Para llegar a San Javier hay que pasar primero por la ciudad de Santa Fe, y una vez allí encarar por la ruta provincial 1. Una carretera agradable y dicharachera, que ya en el inicio del trayecto, con las barriadas de escenario, deja palpitar la intrínseca conexión entre el pueblo santafesino y el río. Se ven las lanchas, las cañas de pescar, los comedores que en vez de tira de costilla y chinchulín ofrecen unos sábalos grandotes, para ahogarlos en limón y darse la panzada. Todo al ritmo de la infaltable cumbia, hermana de las aguas y de los que las surcan día a día.

Así seguirá la onda durante el resto del trayecto, con los verdes cada vez más verdes, con momentos de espectaculares arboledas para echarse a la sombra, con el rostro del río que se asoma aquí y allá, y más allá de vuelta. En el aterrizaje a San Javier, los juegos del llamado “Camino de la Costa” ya han sido aprendidos, y toda esa mística del Paraná y sus discípulos, absorbida de cabo a rabo.

Entonces, la aldea se abre para mostrar su afluente, sus playas de arena, su ribera repleta de paraísos. Viborea el agua por sectores, y a veces se vuelve más ancha y extrovertida y a veces más compleja y enrollada.

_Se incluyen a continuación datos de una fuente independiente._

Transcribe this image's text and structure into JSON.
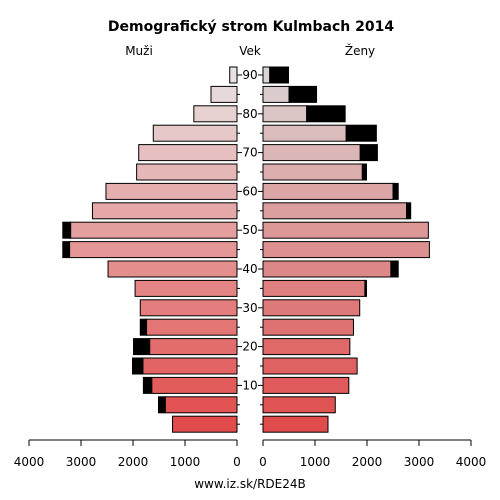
{
  "chart_data": {
    "type": "bar",
    "title": "Demografický strom Kulmbach 2014",
    "left_label": "Muži",
    "center_label": "Vek",
    "right_label": "Ženy",
    "footer": "www.iz.sk/RDE24B",
    "age_groups": [
      "0-4",
      "5-9",
      "10-14",
      "15-19",
      "20-24",
      "25-29",
      "30-34",
      "35-39",
      "40-44",
      "45-49",
      "50-54",
      "55-59",
      "60-64",
      "65-69",
      "70-74",
      "75-79",
      "80-84",
      "85-89",
      "90+"
    ],
    "age_ticks": [
      10,
      20,
      30,
      40,
      50,
      60,
      70,
      80,
      90
    ],
    "x_ticks": [
      4000,
      3000,
      2000,
      1000,
      0
    ],
    "xlim": [
      0,
      4000
    ],
    "series": [
      {
        "name": "Muži",
        "base": [
          1240,
          1380,
          1640,
          1810,
          1680,
          1740,
          1860,
          1960,
          2480,
          3220,
          3200,
          2780,
          2520,
          1930,
          1890,
          1610,
          830,
          500,
          140
        ],
        "excess": [
          0,
          130,
          160,
          200,
          310,
          120,
          0,
          0,
          0,
          130,
          150,
          0,
          0,
          0,
          0,
          0,
          0,
          0,
          0
        ]
      },
      {
        "name": "Ženy",
        "base": [
          1250,
          1390,
          1650,
          1810,
          1670,
          1740,
          1860,
          1960,
          2460,
          3200,
          3180,
          2760,
          2500,
          1910,
          1870,
          1600,
          840,
          500,
          130
        ],
        "excess": [
          0,
          0,
          0,
          0,
          0,
          0,
          0,
          30,
          140,
          0,
          0,
          80,
          100,
          80,
          330,
          580,
          740,
          530,
          360
        ]
      }
    ]
  }
}
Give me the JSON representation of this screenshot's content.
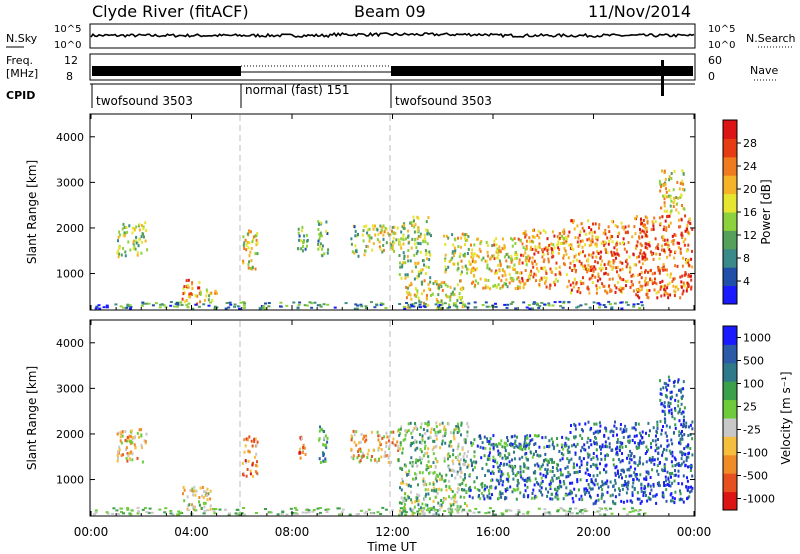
{
  "header": {
    "station": "Clyde River (fitACF)",
    "beam": "Beam 09",
    "date": "11/Nov/2014"
  },
  "panels": {
    "nsky_label": "N.Sky",
    "nsearch_label": "N.Search",
    "nsky_ticks": [
      "10^5",
      "10^0"
    ],
    "nsearch_ticks": [
      "10^5",
      "10^0"
    ],
    "freq_label": "Freq.",
    "freq_unit": "[MHz]",
    "freq_ticks": [
      "12",
      "8"
    ],
    "nave_label": "Nave",
    "nave_ticks": [
      "60",
      "0"
    ],
    "cpid_label": "CPID",
    "cpid_segments": [
      {
        "start_h": 0,
        "end_h": 6,
        "label": "twofsound 3503"
      },
      {
        "start_h": 6,
        "end_h": 12,
        "label": "normal (fast) 151"
      },
      {
        "start_h": 12,
        "end_h": 24,
        "label": "twofsound 3503"
      }
    ]
  },
  "chart_data": [
    {
      "type": "heatmap",
      "name": "power",
      "ylabel": "Slant Range [km]",
      "y_ticks": [
        "1000",
        "2000",
        "3000",
        "4000"
      ],
      "ylim": [
        200,
        4500
      ],
      "colorbar_label": "Power [dB]",
      "colorbar_ticks": [
        "4",
        "8",
        "12",
        "16",
        "20",
        "24",
        "28"
      ],
      "colors": [
        "#1a1aff",
        "#1f4fa8",
        "#3b8a8a",
        "#55a05a",
        "#8cd23c",
        "#e6e630",
        "#f5b428",
        "#f07a1e",
        "#e63c14",
        "#dc1414"
      ],
      "clusters": [
        {
          "t": [
            1.0,
            2.2
          ],
          "r": [
            1400,
            2150
          ],
          "level": 0.45
        },
        {
          "t": [
            3.6,
            4.3
          ],
          "r": [
            350,
            900
          ],
          "level": 0.75
        },
        {
          "t": [
            4.3,
            5.0
          ],
          "r": [
            400,
            700
          ],
          "level": 0.55
        },
        {
          "t": [
            6.0,
            6.6
          ],
          "r": [
            1100,
            2000
          ],
          "level": 0.55
        },
        {
          "t": [
            8.2,
            8.6
          ],
          "r": [
            1500,
            2100
          ],
          "level": 0.35
        },
        {
          "t": [
            9.0,
            9.4
          ],
          "r": [
            1400,
            2200
          ],
          "level": 0.35
        },
        {
          "t": [
            10.3,
            11.0
          ],
          "r": [
            1400,
            2100
          ],
          "level": 0.4
        },
        {
          "t": [
            11.0,
            12.2
          ],
          "r": [
            1500,
            2100
          ],
          "level": 0.5
        },
        {
          "t": [
            12.2,
            13.5
          ],
          "r": [
            900,
            2300
          ],
          "level": 0.45
        },
        {
          "t": [
            12.5,
            14.8
          ],
          "r": [
            250,
            900
          ],
          "level": 0.55
        },
        {
          "t": [
            14.0,
            15.0
          ],
          "r": [
            1000,
            1900
          ],
          "level": 0.5
        },
        {
          "t": [
            15.0,
            17.0
          ],
          "r": [
            700,
            1800
          ],
          "level": 0.6
        },
        {
          "t": [
            17.0,
            19.0
          ],
          "r": [
            700,
            2000
          ],
          "level": 0.7
        },
        {
          "t": [
            19.0,
            21.5
          ],
          "r": [
            600,
            2200
          ],
          "level": 0.75
        },
        {
          "t": [
            21.5,
            23.9
          ],
          "r": [
            500,
            2300
          ],
          "level": 0.8
        },
        {
          "t": [
            22.6,
            23.6
          ],
          "r": [
            2300,
            3300
          ],
          "level": 0.55
        }
      ]
    },
    {
      "type": "heatmap",
      "name": "velocity",
      "ylabel": "Slant Range [km]",
      "y_ticks": [
        "1000",
        "2000",
        "3000",
        "4000"
      ],
      "ylim": [
        200,
        4500
      ],
      "colorbar_label": "Velocity [m s⁻¹]",
      "colorbar_ticks": [
        "1000",
        "500",
        "100",
        "25",
        "-25",
        "-100",
        "-500",
        "-1000"
      ],
      "colors": [
        "#dc1414",
        "#e6501e",
        "#f08c28",
        "#f5be3c",
        "#c8c8c8",
        "#6ecc3c",
        "#3ba04a",
        "#2f7a8a",
        "#2a5aa8",
        "#1a1aff"
      ],
      "clusters": [
        {
          "t": [
            1.0,
            2.2
          ],
          "r": [
            1400,
            2150
          ],
          "level": 0.35
        },
        {
          "t": [
            3.6,
            4.8
          ],
          "r": [
            350,
            900
          ],
          "level": 0.45
        },
        {
          "t": [
            6.0,
            6.6
          ],
          "r": [
            1100,
            2000
          ],
          "level": 0.25
        },
        {
          "t": [
            8.2,
            8.6
          ],
          "r": [
            1500,
            2100
          ],
          "level": 0.2
        },
        {
          "t": [
            9.0,
            9.4
          ],
          "r": [
            1400,
            2200
          ],
          "level": 0.7
        },
        {
          "t": [
            10.3,
            12.2
          ],
          "r": [
            1400,
            2100
          ],
          "level": 0.35
        },
        {
          "t": [
            12.2,
            15.0
          ],
          "r": [
            250,
            2300
          ],
          "level": 0.55
        },
        {
          "t": [
            15.0,
            19.0
          ],
          "r": [
            600,
            2000
          ],
          "level": 0.75
        },
        {
          "t": [
            19.0,
            23.9
          ],
          "r": [
            500,
            2300
          ],
          "level": 0.85
        },
        {
          "t": [
            22.6,
            23.6
          ],
          "r": [
            2300,
            3300
          ],
          "level": 0.85
        }
      ]
    }
  ],
  "x_axis": {
    "label": "Time UT",
    "ticks": [
      "00:00",
      "04:00",
      "08:00",
      "12:00",
      "16:00",
      "20:00",
      "00:00"
    ]
  }
}
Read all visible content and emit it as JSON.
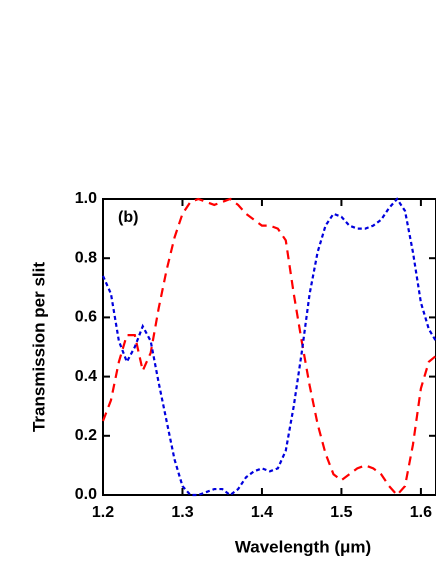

La alegría, en todo caso, es de los que llegan a disfrutar de horas y horas de pesca, en lanchones, en ojotas, en mate. Porque la corriente viene generosa en surubíes, en bogas, en pacús, en dorados, en los citados sábalos, y en tantos otros bichos bellos y sabrosos.

Lo de echar la caña se da todo el año, aunque es en invierno cuando toma cada postal. Momentos en que las cabañas y hosterías se llenan de hombres en viaje de amigos. Más de familia son los veranos, de momentos para clavar sombrillas y tocarle el alma a la región.

 

Referentes del pasado

Pero no sólo de río vive San Javier, ya se dijo. Fundado en el meridiano del Siglo XVIII, la ciudad nació por gracia de los últimos jesuitas en América, quienes aquí crearon una reducción de aborígenes mocovíes. De aquella época son los tesoros que cobija el bien pertrechado Museo Parroquial, emprendimiento que también recoge elementos precolombinos.

Menos antiguas, aunque todavía añejas para los ojos de la posmodernidad, son las viviendas de principios del Siglo XX que se cuentan en buen número a lo largo y ancho del centro. Con todo, el mayor referente en términos históricos lo corporiza la Parroquia San Francisco Javier, de fina estampa y levantada con el aporte constructor de los mocovíes en la segunda parte del Siglo XIX.

Mocovíes dijimos, y como no enaltecer su impronta. Esa que todavía palpita en los rancheríos de los campos, desde donde surgiera unos 100 años atrás lo que se considera la última revuelta de su raza, acabada en penares. También en el Monumento al Pueblo Mocoví, hecho de troncos, y en los objetos elaborados por maestros artesanos de sangre indígena. En ese sentido, destacan los productos de alfarería, muchos de ellos engendrados en el Taller de Arte Aborigen Mocoví.